Archive for the ‘evil’ Tag

Most people will torture someone if asked

Jerry Burger of Santa Clara University in California has released the results of an experiment that show that most people—70% of us, in fact—are willing to torture someone if they’re asked to.  Burger’s experiment was very similar to the famous ones done by Stanley Milgram back in the 1960s; subjects were asked to give “electric shocks” to a confederate of the experimenter if that person answered questions incorrectly.  With each wrong answer (they were all scripted) the purported strength of the shocks increased (actually, there were no shocks at all).  Seven out of ten subjects were willing to continue past 150 volts and complaints of pain on the part of the subject.

The original Milgram experiments continued up to 450 volts, which most subjects were willing to deliver.  Milgram got the idea for his experiments when considering why so many Germans participated in the holocaust and then later justified or defended their participation by claiming “I was just following orders.”  His experiment proved that most of us will “just follow orders” and do really bad things.

Burger said the experiment, published in the American Psychologist, can only partly explain the widely reported prisoner abuse at the U.S.-run Abu Ghraib prison in Iraq or events during World War Two.

“Although one must be cautious when making the leap from laboratory studies to complex social behaviors such as genocide, understanding the social psychological factors that contribute to people acting in unexpected and unsettling ways is important,” he wrote.

“It is not that there is something wrong with the people,” Burger said. “The idea has been somehow there was this characteristic that people had back in the early 1960s that they were somehow more prone to obedience.”

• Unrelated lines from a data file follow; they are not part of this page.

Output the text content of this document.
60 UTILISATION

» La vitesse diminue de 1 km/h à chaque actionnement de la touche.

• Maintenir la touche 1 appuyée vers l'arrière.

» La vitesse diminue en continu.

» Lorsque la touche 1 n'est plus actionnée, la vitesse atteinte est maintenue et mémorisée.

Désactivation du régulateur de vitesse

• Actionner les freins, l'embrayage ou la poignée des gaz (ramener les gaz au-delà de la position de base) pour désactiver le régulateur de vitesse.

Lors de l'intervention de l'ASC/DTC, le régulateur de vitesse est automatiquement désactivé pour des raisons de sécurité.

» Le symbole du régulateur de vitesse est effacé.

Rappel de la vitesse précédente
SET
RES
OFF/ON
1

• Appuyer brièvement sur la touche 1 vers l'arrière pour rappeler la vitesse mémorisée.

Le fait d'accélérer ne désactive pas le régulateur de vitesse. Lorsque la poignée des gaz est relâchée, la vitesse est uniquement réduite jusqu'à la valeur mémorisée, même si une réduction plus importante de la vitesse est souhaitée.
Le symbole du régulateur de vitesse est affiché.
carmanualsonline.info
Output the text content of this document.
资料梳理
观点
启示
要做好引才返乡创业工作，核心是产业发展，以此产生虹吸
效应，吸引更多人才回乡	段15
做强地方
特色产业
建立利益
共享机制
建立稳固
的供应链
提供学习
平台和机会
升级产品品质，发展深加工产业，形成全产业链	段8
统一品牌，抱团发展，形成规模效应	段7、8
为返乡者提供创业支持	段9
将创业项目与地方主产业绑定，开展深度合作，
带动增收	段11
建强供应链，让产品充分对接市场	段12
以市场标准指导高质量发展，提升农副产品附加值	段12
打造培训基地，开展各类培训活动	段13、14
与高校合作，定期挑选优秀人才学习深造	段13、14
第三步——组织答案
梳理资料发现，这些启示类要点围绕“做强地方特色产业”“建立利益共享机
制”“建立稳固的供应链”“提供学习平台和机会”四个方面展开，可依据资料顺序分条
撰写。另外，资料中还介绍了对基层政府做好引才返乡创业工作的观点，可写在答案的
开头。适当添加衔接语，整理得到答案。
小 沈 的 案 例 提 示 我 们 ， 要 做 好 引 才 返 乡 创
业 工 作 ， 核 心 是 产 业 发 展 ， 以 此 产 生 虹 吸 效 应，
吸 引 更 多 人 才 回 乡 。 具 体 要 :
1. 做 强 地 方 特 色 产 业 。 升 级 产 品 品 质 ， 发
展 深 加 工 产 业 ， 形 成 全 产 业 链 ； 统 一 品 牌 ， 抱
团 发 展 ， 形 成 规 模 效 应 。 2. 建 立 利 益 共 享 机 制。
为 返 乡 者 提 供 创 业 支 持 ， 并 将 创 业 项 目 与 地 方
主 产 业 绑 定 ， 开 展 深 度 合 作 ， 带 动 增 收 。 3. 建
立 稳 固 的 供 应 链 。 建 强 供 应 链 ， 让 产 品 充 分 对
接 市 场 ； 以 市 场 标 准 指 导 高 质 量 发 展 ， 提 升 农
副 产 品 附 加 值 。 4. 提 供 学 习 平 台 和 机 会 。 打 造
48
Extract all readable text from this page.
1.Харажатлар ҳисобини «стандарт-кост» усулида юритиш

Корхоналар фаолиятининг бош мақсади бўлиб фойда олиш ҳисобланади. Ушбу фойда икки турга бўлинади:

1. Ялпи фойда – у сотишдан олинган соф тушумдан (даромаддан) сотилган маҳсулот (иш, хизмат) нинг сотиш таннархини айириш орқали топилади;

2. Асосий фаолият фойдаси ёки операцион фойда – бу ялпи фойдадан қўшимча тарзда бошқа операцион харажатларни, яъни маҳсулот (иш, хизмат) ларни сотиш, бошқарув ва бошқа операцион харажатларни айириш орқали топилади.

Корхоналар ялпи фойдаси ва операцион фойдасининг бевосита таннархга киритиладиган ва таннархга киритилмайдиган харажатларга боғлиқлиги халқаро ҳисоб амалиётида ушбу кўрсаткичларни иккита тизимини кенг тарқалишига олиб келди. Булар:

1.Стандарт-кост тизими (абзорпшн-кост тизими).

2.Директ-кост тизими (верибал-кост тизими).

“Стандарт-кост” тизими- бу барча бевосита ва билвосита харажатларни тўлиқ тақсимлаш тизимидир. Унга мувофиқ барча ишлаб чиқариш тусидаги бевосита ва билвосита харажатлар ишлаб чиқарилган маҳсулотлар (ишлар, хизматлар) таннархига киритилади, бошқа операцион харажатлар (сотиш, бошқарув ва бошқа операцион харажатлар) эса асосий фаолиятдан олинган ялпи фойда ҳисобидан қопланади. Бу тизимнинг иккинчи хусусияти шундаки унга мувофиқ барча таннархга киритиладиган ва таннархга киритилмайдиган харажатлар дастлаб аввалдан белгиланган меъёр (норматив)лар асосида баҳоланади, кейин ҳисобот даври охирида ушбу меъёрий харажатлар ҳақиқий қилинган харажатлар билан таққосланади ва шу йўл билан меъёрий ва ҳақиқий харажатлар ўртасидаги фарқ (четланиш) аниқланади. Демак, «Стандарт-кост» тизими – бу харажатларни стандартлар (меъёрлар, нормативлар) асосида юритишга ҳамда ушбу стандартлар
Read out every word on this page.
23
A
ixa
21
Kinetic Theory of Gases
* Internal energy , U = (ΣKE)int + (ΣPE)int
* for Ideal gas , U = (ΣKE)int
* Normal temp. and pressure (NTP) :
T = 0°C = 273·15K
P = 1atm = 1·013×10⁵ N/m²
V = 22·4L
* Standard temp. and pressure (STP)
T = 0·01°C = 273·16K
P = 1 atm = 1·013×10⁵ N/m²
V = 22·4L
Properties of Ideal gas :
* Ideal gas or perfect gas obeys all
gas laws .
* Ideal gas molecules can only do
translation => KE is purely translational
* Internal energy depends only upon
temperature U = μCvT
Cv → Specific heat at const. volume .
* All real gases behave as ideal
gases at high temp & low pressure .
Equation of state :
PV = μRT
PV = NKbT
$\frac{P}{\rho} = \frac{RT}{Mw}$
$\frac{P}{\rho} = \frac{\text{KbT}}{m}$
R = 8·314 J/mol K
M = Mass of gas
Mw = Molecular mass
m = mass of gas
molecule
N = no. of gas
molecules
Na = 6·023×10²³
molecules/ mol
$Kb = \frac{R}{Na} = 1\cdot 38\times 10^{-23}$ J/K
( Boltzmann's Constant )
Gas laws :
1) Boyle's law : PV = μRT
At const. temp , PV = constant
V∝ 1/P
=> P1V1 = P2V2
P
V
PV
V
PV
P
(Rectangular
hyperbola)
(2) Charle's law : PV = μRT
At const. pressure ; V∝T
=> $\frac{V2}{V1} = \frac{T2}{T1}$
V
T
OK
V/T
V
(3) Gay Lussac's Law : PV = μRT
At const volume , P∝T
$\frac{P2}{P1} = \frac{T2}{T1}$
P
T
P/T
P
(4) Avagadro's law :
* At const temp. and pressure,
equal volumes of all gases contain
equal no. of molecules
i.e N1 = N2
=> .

Wikipedia has a good article on the original Milgram experiments, explaining exactly how they worked, the different variables he used, and the various results.  CNN also has a good article that covers and compares the Milgram and Burger experiments.

Washing your hands may make you evil

Cleanliness may not be next to Godliness after all. Researchers have found that experimental subjects who had been primed with concepts related to cleanliness (e.g. pure, immaculate, pristine, et cetera) or who had just washed their hands were less likely to be troubled by questionable behavior, which they rated on a scale of 0 (perfectly okay) to 9 (very wrong).  The Economist has the story.

The researchers report that those who were given the “clean” words or who washed themselves rated the acts they were asked to consider as ethically more acceptable than the control groups did. Among the volunteers who unscrambled the sentences, those exposed to ideas of cleanliness rated eating the family dog at 5.7, on average, on the wrongness scale whereas the control group rated it as 6.6. Their score for using a kitten in sexual play was 6.7; the control group individuals gave it 8.3. Similar results arose from the handwashing experiment.

Dr. Simone Schnall conducted the research, which is published in Psychological Science.  The Economist reports that her hypothesis is that “feeling morally unclean (i.e. disgusted) leads to feelings of moral wrongness and thus triggers increased ethical behaviour by instilling a desire to right the wrong.”  The article concludes by saying:

Physical purification, in other words, produces a more relaxed attitude to morality. Perhaps it is no coincidence that Pontius Pilate is portrayed in the Bible as washing his hands of the decision to crucify Jesus. Something to think about for those who feel that purification rituals bring them closer to God.

Anyway, if you want to manipulate someone into doing something wrong, get them to wash up before making your proposal.